Synergy Sculpture


Outside of the IQB building sits Julian Voss-Andreae’s 20-foot, 3,200-pound polished stainless steel and colored glass sculpture. Synergy is based on the triple-helical structure of collagen. The most abundant protein in humans, collagen forms long molecular ropes that provide tensile strength to our tendons and bones, and make up vast, resilient molecular sheets that support the skin and internal organs. Collagen also serves as a pathway for cellular movement during development and growth.

The first atomic resolution structure of the collagen triple-helix was determined at Rutgers in Helen M. Berman's laboratory in 1994.  Professor Emerita Berman is the founding director of the RCSB Protein Data Bank and the founding director of IQB’s precursor, the Center for Integrative Proteomics.

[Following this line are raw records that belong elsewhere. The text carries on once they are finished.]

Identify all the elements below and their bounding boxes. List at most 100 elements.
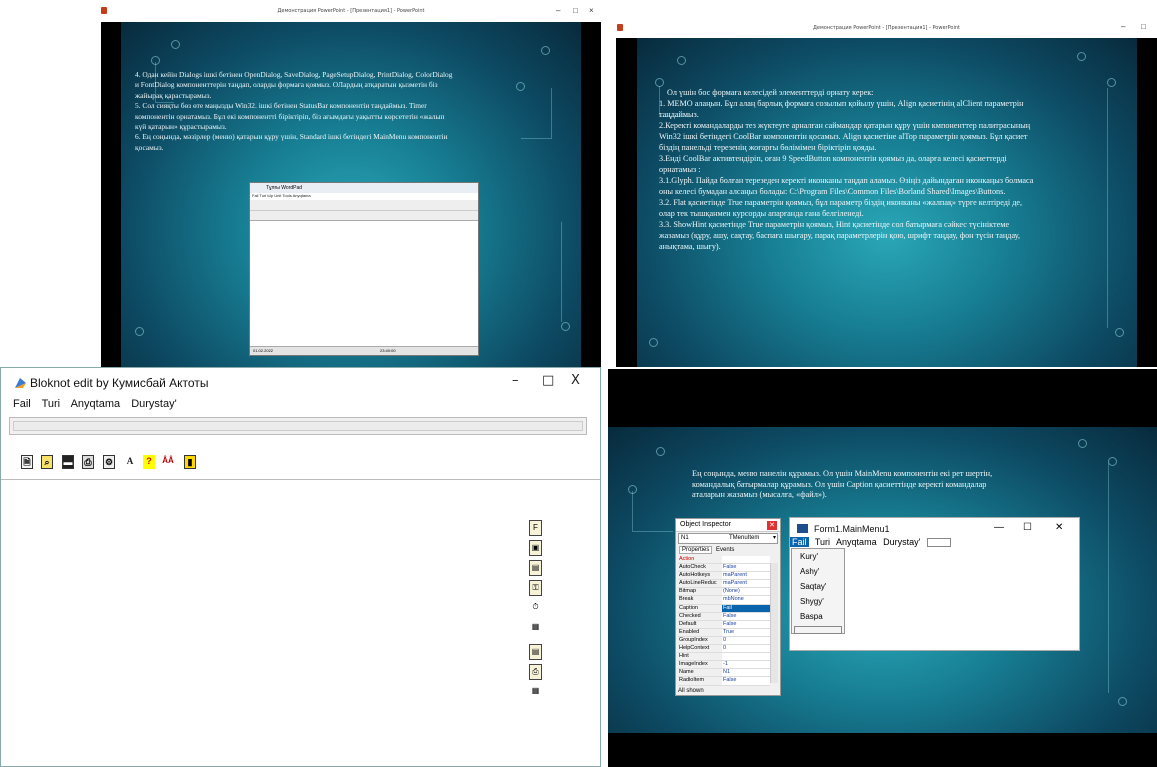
property-value[interactable]: 0: [722, 636, 770, 646]
menu-new-item[interactable]: [794, 626, 842, 634]
property-value[interactable]: mbNone: [722, 595, 770, 605]
mini-menu: Fail Turi Ыр Unit Tools Anyqtama: [252, 193, 311, 198]
maximize-button[interactable]: ☐: [1023, 522, 1032, 533]
property-row[interactable]: AutoCheck False: [678, 563, 770, 573]
property-value[interactable]: Fail: [722, 604, 770, 613]
close-icon[interactable]: ✕: [767, 521, 777, 530]
new-file-icon[interactable]: 🗎: [21, 455, 33, 469]
property-name: ImageIndex: [678, 660, 722, 670]
property-value[interactable]: 0: [722, 644, 770, 654]
menu-new-item[interactable]: [926, 538, 951, 548]
font-icon[interactable]: A: [124, 455, 136, 469]
property-row[interactable]: Action: [678, 556, 770, 565]
menu-durystay[interactable]: Durystay': [131, 398, 177, 410]
close-button[interactable]: ✕: [1055, 522, 1063, 533]
print-dialog-icon[interactable]: ▤: [529, 644, 542, 660]
mini-title: Тұлғы WordPad: [250, 183, 478, 193]
text-line: 4. Одан кейін Dialogs ішкі бетінен OpenD…: [135, 70, 453, 79]
property-row[interactable]: AutoHotkeys maParent: [678, 571, 770, 581]
print-icon[interactable]: ⎙: [82, 455, 94, 469]
popup-menu-icon[interactable]: ▦: [529, 684, 542, 700]
menu-durystay[interactable]: Durystay': [883, 537, 920, 547]
minimize-button[interactable]: —: [994, 522, 1004, 533]
open-dialog-icon[interactable]: ⚿: [529, 580, 542, 596]
text-line: аталарын жазамыз (мысалға, «файл»).: [692, 490, 827, 499]
property-row[interactable]: Default False: [678, 620, 770, 629]
mini-statusbar: 01.02.2022 23:40:00: [250, 346, 478, 355]
save-icon[interactable]: ▬: [62, 455, 74, 469]
exit-icon[interactable]: ▮: [184, 455, 196, 469]
minimize-button[interactable]: –: [512, 373, 519, 388]
app-logo-icon: [15, 378, 26, 388]
menu-bar: Fail Turi Anyqtama Durystay': [13, 398, 185, 410]
menu-item-saqtay[interactable]: Saqtay': [792, 579, 844, 594]
property-value[interactable]: (None): [722, 587, 770, 597]
close-button[interactable]: X: [571, 373, 580, 388]
minimize-button[interactable]: –: [556, 6, 560, 15]
tab-events[interactable]: Events: [714, 547, 736, 553]
property-value[interactable]: False: [722, 563, 770, 573]
main-menu-icon[interactable]: ▦: [529, 620, 542, 636]
property-value[interactable]: False: [722, 676, 770, 686]
property-row[interactable]: Hint: [678, 652, 770, 662]
font-dialog-icon[interactable]: F: [529, 520, 542, 536]
help-icon[interactable]: ?: [143, 455, 155, 469]
menu-turi[interactable]: Turi: [42, 398, 61, 410]
text-line: орнатамыз :: [659, 165, 701, 174]
property-value[interactable]: True: [722, 628, 770, 637]
menu-fail[interactable]: Fail: [13, 398, 31, 410]
property-grid: Action AutoCheck False AutoHotkeys maParent A…: [678, 556, 770, 686]
inspector-title: Object Inspector: [676, 519, 780, 532]
property-name: Bitmap: [678, 587, 722, 597]
property-name: AutoLineReduc: [678, 579, 722, 589]
menu-fail[interactable]: Fail: [790, 537, 809, 547]
chevron-down-icon[interactable]: ▾: [773, 534, 776, 541]
menu-item-ashy[interactable]: Ashy': [792, 564, 844, 579]
maximize-button[interactable]: □: [1141, 22, 1146, 31]
menu-anyqtama[interactable]: Anyqtama: [836, 537, 877, 547]
color-dialog-icon[interactable]: ▣: [529, 540, 542, 556]
maximize-button[interactable]: □: [573, 6, 578, 15]
menu-item-baspa[interactable]: Baspa: [792, 609, 844, 624]
property-row[interactable]: Name N1: [678, 668, 770, 678]
close-button[interactable]: ×: [589, 6, 594, 15]
font-color-icon[interactable]: ÂÂ: [162, 455, 174, 469]
menu-anyqtama[interactable]: Anyqtama: [71, 398, 121, 410]
property-value[interactable]: False: [722, 620, 770, 629]
property-value[interactable]: maParent: [722, 571, 770, 581]
tab-properties[interactable]: Properties: [679, 546, 713, 554]
save-dialog-icon[interactable]: ▤: [529, 560, 542, 576]
inspector-scrollbar[interactable]: [770, 563, 778, 683]
timer-icon[interactable]: ⏱: [529, 600, 542, 616]
property-value[interactable]: [722, 652, 770, 662]
property-row[interactable]: HelpContext 0: [678, 644, 770, 654]
property-value[interactable]: N1: [722, 668, 770, 678]
property-row[interactable]: ImageIndex -1: [678, 660, 770, 670]
property-row[interactable]: Enabled True: [678, 628, 770, 637]
text-line: таңдаймыз.: [659, 110, 699, 119]
text-line: 2.Керекті командаларды тез жүктеуге арна…: [659, 121, 1031, 130]
page-setup-icon[interactable]: ⚙: [103, 455, 115, 469]
property-row[interactable]: Caption Fail: [678, 604, 770, 613]
object-selector[interactable]: N1 TMenuItem ▾: [678, 533, 778, 544]
memo-area[interactable]: [2, 480, 599, 765]
maximize-button[interactable]: □: [542, 373, 554, 388]
property-value[interactable]: [722, 556, 770, 565]
menu-turi[interactable]: Turi: [815, 537, 830, 547]
text-line: компонентін орнатамыз. Бұл екі компонент…: [135, 111, 445, 121]
page-setup-dialog-icon[interactable]: ⎙: [529, 664, 542, 680]
property-name: Name: [678, 668, 722, 678]
property-row[interactable]: Break mbNone: [678, 595, 770, 605]
open-file-icon[interactable]: ⌕: [41, 455, 53, 469]
property-row[interactable]: AutoLineReduc maParent: [678, 579, 770, 589]
property-value[interactable]: -1: [722, 660, 770, 670]
property-value[interactable]: maParent: [722, 579, 770, 589]
menu-item-kury[interactable]: Kury': [792, 549, 844, 564]
property-row[interactable]: RadioItem False: [678, 676, 770, 686]
property-row[interactable]: Checked False: [678, 612, 770, 621]
property-value[interactable]: False: [722, 612, 770, 621]
property-row[interactable]: GroupIndex 0: [678, 636, 770, 646]
minimize-button[interactable]: –: [1121, 22, 1125, 31]
menu-item-shygy[interactable]: Shygy': [792, 594, 844, 609]
property-row[interactable]: Bitmap (None): [678, 587, 770, 597]
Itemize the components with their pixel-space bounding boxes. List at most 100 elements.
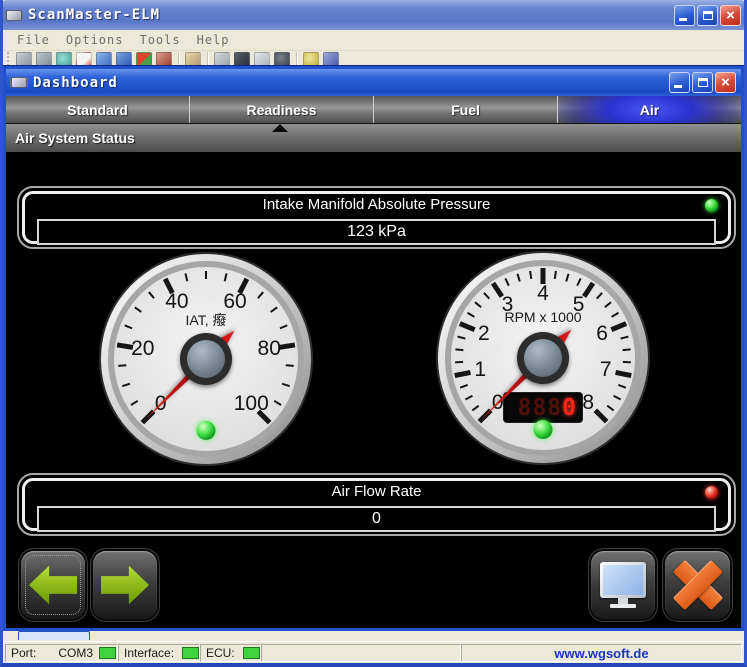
statusbar: Port: COM3 Interface: ECU: www.wgsoft.de [3, 641, 744, 663]
iat-caption: IAT, 癈 [186, 310, 227, 330]
iat-led [197, 421, 216, 440]
tab-standard[interactable]: Standard [6, 96, 189, 123]
tab-fuel[interactable]: Fuel [373, 96, 557, 123]
dashboard-chip-icon [11, 77, 27, 88]
connect-icon[interactable] [16, 52, 32, 66]
rpm-tick [455, 361, 463, 363]
mdi-area [3, 631, 744, 641]
toolbar-separator [296, 52, 297, 66]
rpm-label-8: 8 [582, 391, 594, 415]
screen-icon[interactable] [214, 52, 230, 66]
rpm-label-4: 4 [537, 282, 549, 306]
dashboard-maximize-button[interactable] [692, 72, 713, 93]
monitor-icon [600, 562, 646, 608]
dashboard-close-button[interactable]: × [715, 72, 736, 93]
imap-value: 123 kPa [37, 219, 716, 245]
rpm-tick [623, 361, 631, 363]
dashboard-titlebar[interactable]: Dashboard × [6, 69, 741, 96]
dashboard-title: Dashboard [33, 75, 118, 91]
chart-grid-icon[interactable] [136, 52, 152, 66]
iat-label-100: 100 [234, 392, 269, 416]
toolbar-separator [178, 52, 179, 66]
app-window: ScanMaster-ELM × File Options Tools Help… [0, 0, 747, 667]
back-button[interactable] [21, 551, 85, 619]
dashboard-window: Dashboard × Standard Readiness Fuel Air … [3, 66, 744, 631]
tab-readiness[interactable]: Readiness [189, 96, 373, 123]
imap-panel-title: Intake Manifold Absolute Pressure [25, 196, 728, 213]
rpm-label-2: 2 [478, 322, 490, 346]
trash-icon[interactable] [36, 52, 52, 66]
close-dashboard-button[interactable] [665, 551, 730, 619]
toolbar-grip[interactable] [7, 52, 10, 66]
rpm-label-6: 6 [596, 322, 608, 346]
menu-options[interactable]: Options [58, 31, 132, 49]
interface-label: Interface: [124, 646, 174, 660]
rpm-lcd-display: 8880 [504, 393, 582, 422]
section-title: Air System Status [6, 124, 741, 152]
airflow-panel: Air Flow Rate 0 [17, 473, 736, 536]
rpm-led [534, 420, 553, 439]
menu-tools[interactable]: Tools [131, 31, 188, 49]
help-book-icon[interactable] [323, 52, 339, 66]
iat-gauge: 020406080100IAT, 癈 [101, 254, 311, 464]
minimize-icon [674, 85, 682, 88]
x-icon [673, 560, 723, 610]
dashboard-minimize-button[interactable] [669, 72, 690, 93]
minimize-icon [679, 18, 687, 21]
iat-label-80: 80 [258, 337, 281, 361]
port-value: COM3 [58, 646, 93, 660]
airflow-panel-title: Air Flow Rate [25, 483, 728, 500]
iat-label-20: 20 [131, 337, 154, 361]
airflow-value: 0 [37, 506, 716, 532]
toolbar-separator [207, 52, 208, 66]
readiness-pointer-icon [272, 124, 288, 132]
menu-help[interactable]: Help [189, 31, 238, 49]
airflow-status-led [705, 486, 718, 499]
iat-hub [180, 333, 232, 385]
app-chip-icon [6, 10, 22, 21]
wgsoft-link[interactable]: www.wgsoft.de [462, 646, 741, 661]
user-icon[interactable] [156, 52, 172, 66]
arrow-left-icon [29, 564, 77, 606]
tabbar: Standard Readiness Fuel Air [6, 96, 741, 124]
imap-panel: Intake Manifold Absolute Pressure 123 kP… [17, 186, 736, 249]
arrow-right-icon [101, 564, 149, 606]
menu-file[interactable]: File [9, 31, 58, 49]
monitor-icon[interactable] [96, 52, 112, 66]
interface-indicator [182, 647, 199, 659]
port-label: Port: [11, 646, 36, 660]
battery-icon[interactable] [254, 52, 270, 66]
port-indicator [99, 647, 116, 659]
maximize-icon [698, 78, 708, 87]
clipboard-icon[interactable] [185, 52, 201, 66]
document-icon[interactable] [76, 52, 92, 66]
display-icon[interactable] [116, 52, 132, 66]
monitor-button[interactable] [591, 551, 655, 619]
ecu-indicator [243, 647, 260, 659]
maximize-button[interactable] [697, 5, 718, 26]
rpm-caption: RPM x 1000 [504, 309, 581, 325]
minimize-button[interactable] [674, 5, 695, 26]
imap-status-led [705, 199, 718, 212]
forward-button[interactable] [93, 551, 157, 619]
terminal-icon[interactable] [234, 52, 250, 66]
rpm-gauge: 012345678RPM x 10008880 [438, 253, 648, 463]
close-icon: × [716, 73, 735, 92]
close-icon: × [721, 6, 740, 25]
toolbar [3, 52, 744, 66]
minimized-window-stub[interactable] [18, 631, 90, 640]
info-icon[interactable] [303, 52, 319, 66]
globe-icon[interactable] [56, 52, 72, 66]
maximize-icon [703, 11, 713, 20]
menubar: File Options Tools Help [3, 30, 744, 51]
rpm-label-1: 1 [474, 358, 486, 382]
close-button[interactable]: × [720, 5, 741, 26]
main-titlebar[interactable]: ScanMaster-ELM × [0, 0, 747, 30]
statusbar-spacer [261, 644, 461, 662]
network-icon[interactable] [274, 52, 290, 66]
rpm-label-7: 7 [600, 358, 612, 382]
rpm-hub [517, 332, 569, 384]
iat-label-60: 60 [223, 290, 246, 314]
tab-air[interactable]: Air [557, 96, 741, 123]
app-title: ScanMaster-ELM [28, 7, 160, 23]
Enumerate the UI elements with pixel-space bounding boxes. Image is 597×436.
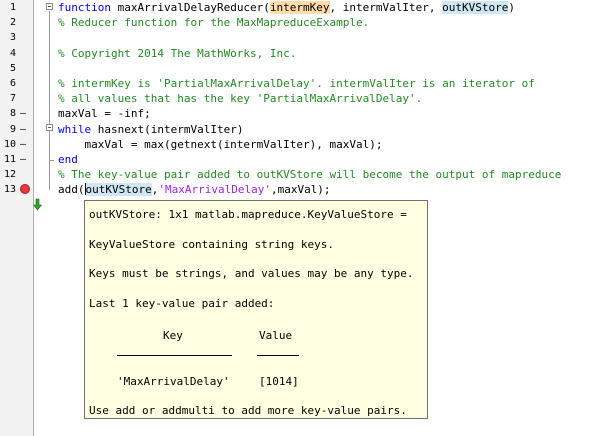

Julian Voss-Andreae is a German- born sculptor based in Portland, Oregon. Starting out as a painter, he later changed course and studied quantum physics at the Universities of Berlin, Edinburgh, and Vienna. For his graduate research, Voss- Andreae participated in a seminal experiment demonstrating quantum behavior for the largest objects thus far, which became the inspiration for many of his sculptures. Voss-Andreae’s work has quickly gained critical attention and graces multiple institutional and private collections in the U.S. and abroad.